Gunman gets 20 years in death of UW-Whitewater student Purcell Pearson

Purcell Pearson died in a shooting in Milwaukee at 22. He was a student leader at UW-Whitewater and a Milwaukee entrepreneur.
Purcell Pearson died in a shooting in Milwaukee at 22. He was a student leader at UW-Whitewater and a Milwaukee entrepreneur.

Purcell Pearson had plans.

He had graduated with a degree in psychology, along with a deep passion for giving a voice to the underserved and changing the narratives about young Black people on Milwaukee's north side, where he grew up.

"That's what he wanted to do: to help those who needed it," his mother, Stephanie Johnson, recalled. "He wanted to be a positive influence in society."

A chance — and very tragic — meeting more than two years ago with Ismael Moreno and Tyrell Joseph over a pair of sunglasses would extinguish those ambitions.

Pearson, 22, a student leader at the University of Wisconsin-Whitewater, was fatally shot in February 2021 during an attempted robbery of designer eyeglasses he had been selling to customers he found online.

One by one, friends and family members unpacked stories and anecdotes about the young man known to those closest to him as "Purcy" during Moreno's sentencing Friday.

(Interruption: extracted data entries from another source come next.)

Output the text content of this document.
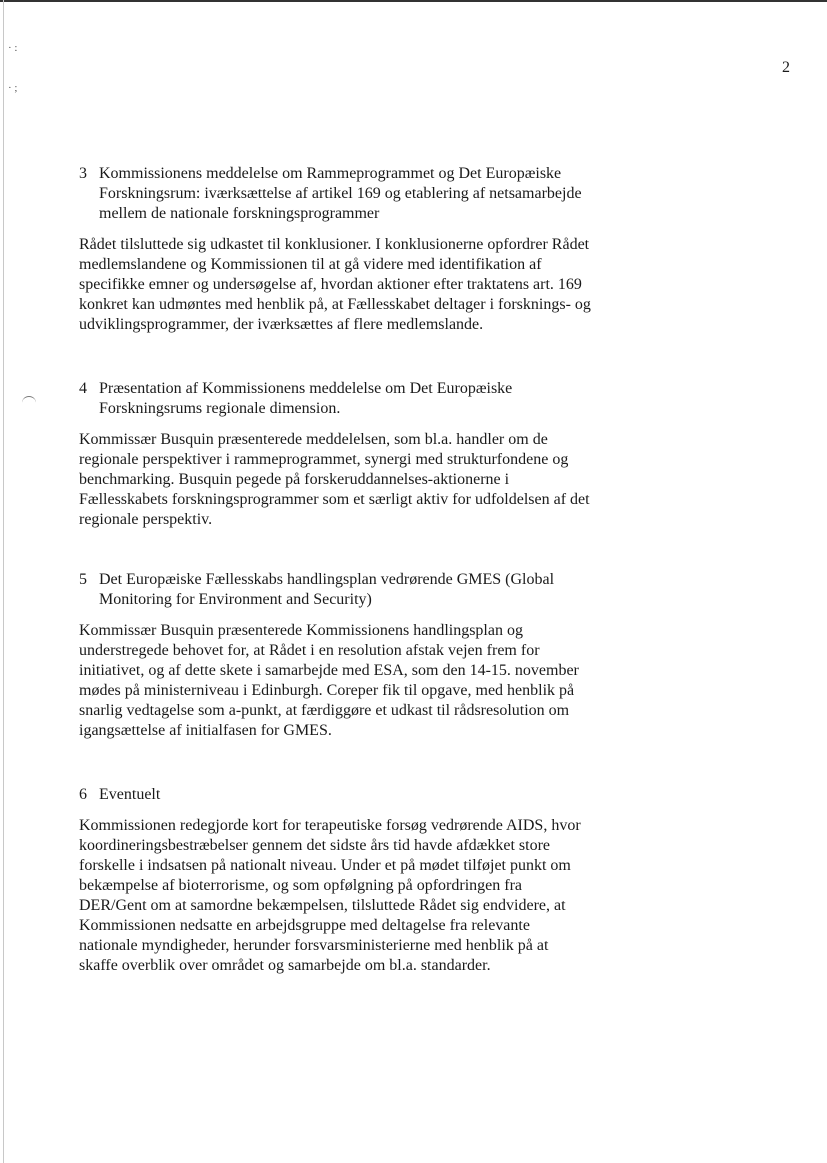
· :
· ;
2
3 Kommissionens meddelelse om Rammeprogrammet og Det Europæiske Forskningsrum: iværksættelse af artikel 169 og etablering af netsamarbejde mellem de nationale forskningsprogrammer

Rådet tilsluttede sig udkastet til konklusioner. I konklusionerne opfordrer Rådet medlemslandene og Kommissionen til at gå videre med identifikation af specifikke emner og undersøgelse af, hvordan aktioner efter traktatens art. 169 konkret kan udmøntes med henblik på, at Fællesskabet deltager i forsknings- og udviklingsprogrammer, der iværksættes af flere medlemslande.

4 Præsentation af Kommissionens meddelelse om Det Europæiske Forskningsrums regionale dimension.

Kommissær Busquin præsenterede meddelelsen, som bl.a. handler om de regionale perspektiver i rammeprogrammet, synergi med strukturfondene og benchmarking. Busquin pegede på forskeruddannelses-aktionerne i Fællesskabets forskningsprogrammer som et særligt aktiv for udfoldelsen af det regionale perspektiv.

5 Det Europæiske Fællesskabs handlingsplan vedrørende GMES (Global Monitoring for Environment and Security)

Kommissær Busquin præsenterede Kommissionens handlingsplan og understregede behovet for, at Rådet i en resolution afstak vejen frem for initiativet, og af dette skete i samarbejde med ESA, som den 14-15. november mødes på ministerniveau i Edinburgh. Coreper fik til opgave, med henblik på snarlig vedtagelse som a-punkt, at færdiggøre et udkast til rådsresolution om igangsættelse af initialfasen for GMES.

6 Eventuelt

Kommissionen redegjorde kort for terapeutiske forsøg vedrørende AIDS, hvor koordineringsbestræbelser gennem det sidste års tid havde afdækket store forskelle i indsatsen på nationalt niveau. Under et på mødet tilføjet punkt om bekæmpelse af bioterrorisme, og som opfølgning på opfordringen fra DER/Gent om at samordne bekæmpelsen, tilsluttede Rådet sig endvidere, at Kommissionen nedsatte en arbejdsgruppe med deltagelse fra relevante nationale myndigheder, herunder forsvarsministerierne med henblik på at skaffe overblik over området og samarbejde om bl.a. standarder.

Most wore white "Justice for Purcell" T-shirts. They remembered him as an intelligent, affable man with an indelible smile who made friends with little to no effort.

"We built a big brother-little sister relationship. He introduced me to anime," friend Alexis Johnson told Judge John Franke's packed Milwaukee County courtroom. "Now, I can't watch it anymore since he passed."

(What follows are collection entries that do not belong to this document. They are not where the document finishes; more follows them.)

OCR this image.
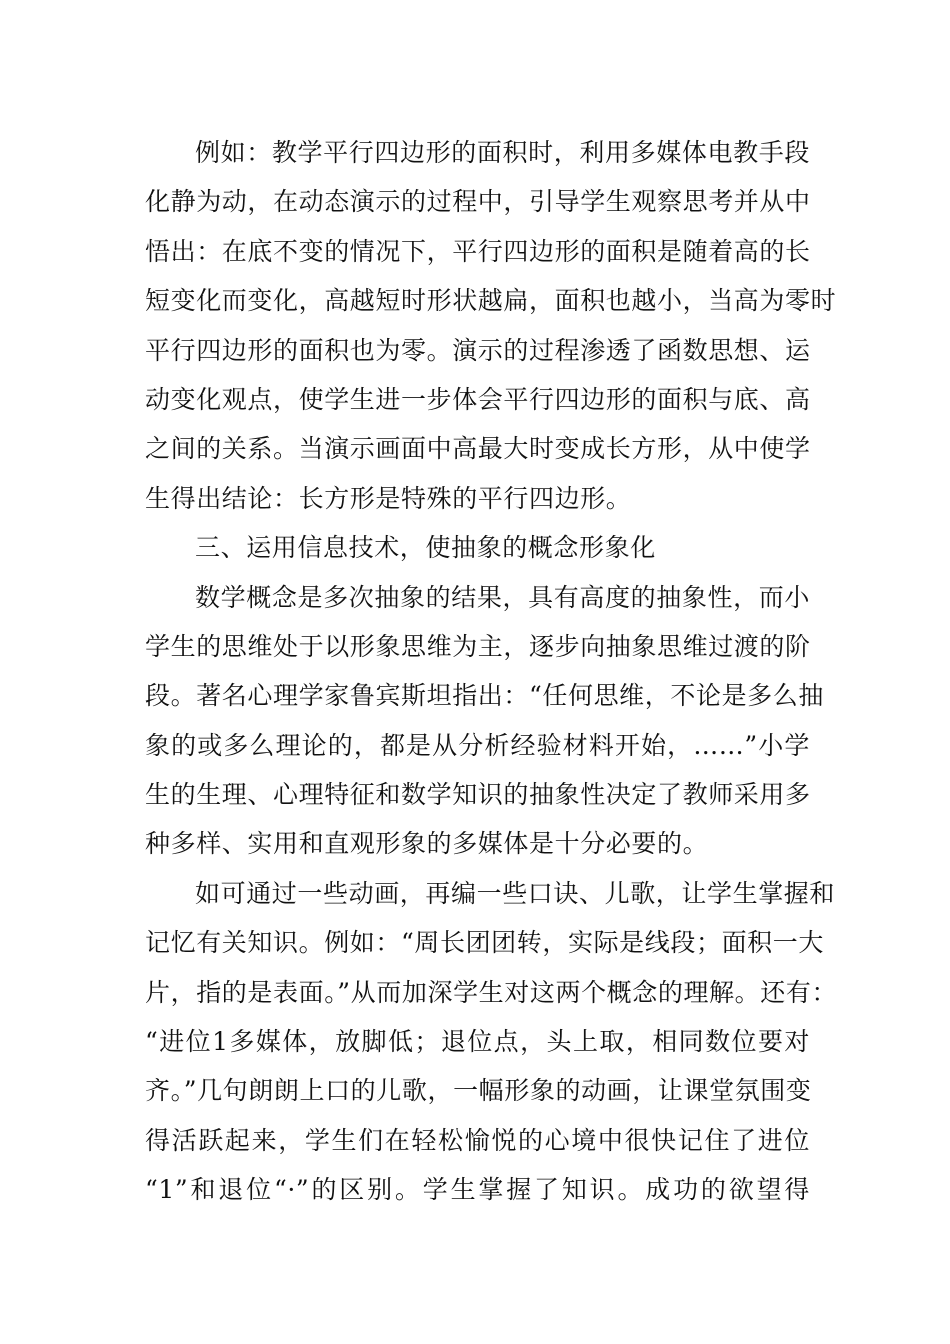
例如：教学平行四边形的面积时，利用多媒体电教手段
化静为动，在动态演示的过程中，引导学生观察思考并从中
悟出：在底不变的情况下，平行四边形的面积是随着高的长
短变化而变化，高越短时形状越扁，面积也越小，当高为零时
平行四边形的面积也为零。演示的过程渗透了函数思想、运
动变化观点，使学生进一步体会平行四边形的面积与底、高
之间的关系。当演示画面中高最大时变成长方形，从中使学
生得出结论：长方形是特殊的平行四边形。
三、运用信息技术，使抽象的概念形象化
数学概念是多次抽象的结果，具有高度的抽象性，而小
学生的思维处于以形象思维为主，逐步向抽象思维过渡的阶
段。著名心理学家鲁宾斯坦指出：“任何思维，不论是多么抽
象的或多么理论的，都是从分析经验材料开始，……”小学
生的生理、心理特征和数学知识的抽象性决定了教师采用多
种多样、实用和直观形象的多媒体是十分必要的。
如可通过一些动画，再编一些口诀、儿歌，让学生掌握和
记忆有关知识。例如：“周长团团转，实际是线段；面积一大
片，指的是表面。”从而加深学生对这两个概念的理解。还有：
“进位1多媒体，放脚低；退位点，头上取，相同数位要对
齐。”几句朗朗上口的儿歌，一幅形象的动画，让课堂氛围变
得活跃起来，学生们在轻松愉悦的心境中很快记住了进位
“1”和退位“·”的区别。学生掌握了知识。成功的欲望得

Franke ordered Moreno to a 20-year prison term. Moreno also will serve 15 years of extended supervision after he's released.

Moreno was just days from his 17th birthday when, according to a criminal complaint, he and Joseph inquired about the eyeglasses through a fake name online and arranged a meeting with Pearson.

The three met in the 2200 block of West Wisconsin Avenue on Feb. 6, 2021, outside Pearson’s apartment, and Pearson was fatally shot.

Joseph was arrested in July 2021. He pleaded guilty to second-degree reckless homicide, party to a crime, the following January. Joseph, 19, received a nine-year prison sentence.

Moreno was charged with first-degree reckless homicide, party to a crime, but managed to evade arrest for more than a year.

He was captured in San Diego in May 2022 — 15 months after the shooting. A Milwaukee County jury convicted him in April.

To hear his mother, Queen Maya-Sati Earth, tell the story, Moreno also had plans.

She said her oldest child and only son came from a loving, family-oriented home. He was an honors student through elementary school and was awarded an academic scholarship to attend Marquette High School.

Moreno, however, chose to go to Martin Luther High School, where she said he continued to excel academically and in sports.

He played basketball, held down a job at a Cousins sub shop and had "aspirations of making it to Duke University," she said.

She asked for leniency for her son.

"I know my son at his core, he is not the monster or villain the media nor the victims (sic) family has portrayed him to be," she wrote in a letter to the judge. "My son, despite being imperfect in many ways, has always shown respect, compassion, positivity, hope, courage and dedication throughout his adolescence.

"He is still a teen who is growing into a young man. I know he can and will be productive, law-abiding citizen when given the opportunity."

Moreno was given 391 days credit for the time he served in jail while awaiting trial.

Franke ordered that Moreno not be eligible for early release.

That's little consolation for Johnson, who attended all of Moreno's and Joseph's hearings.

"Now, I can start healing," she told the Journal Sentinel. "I feel relief, not justice. I'll never have justice, because I'll never have my son back."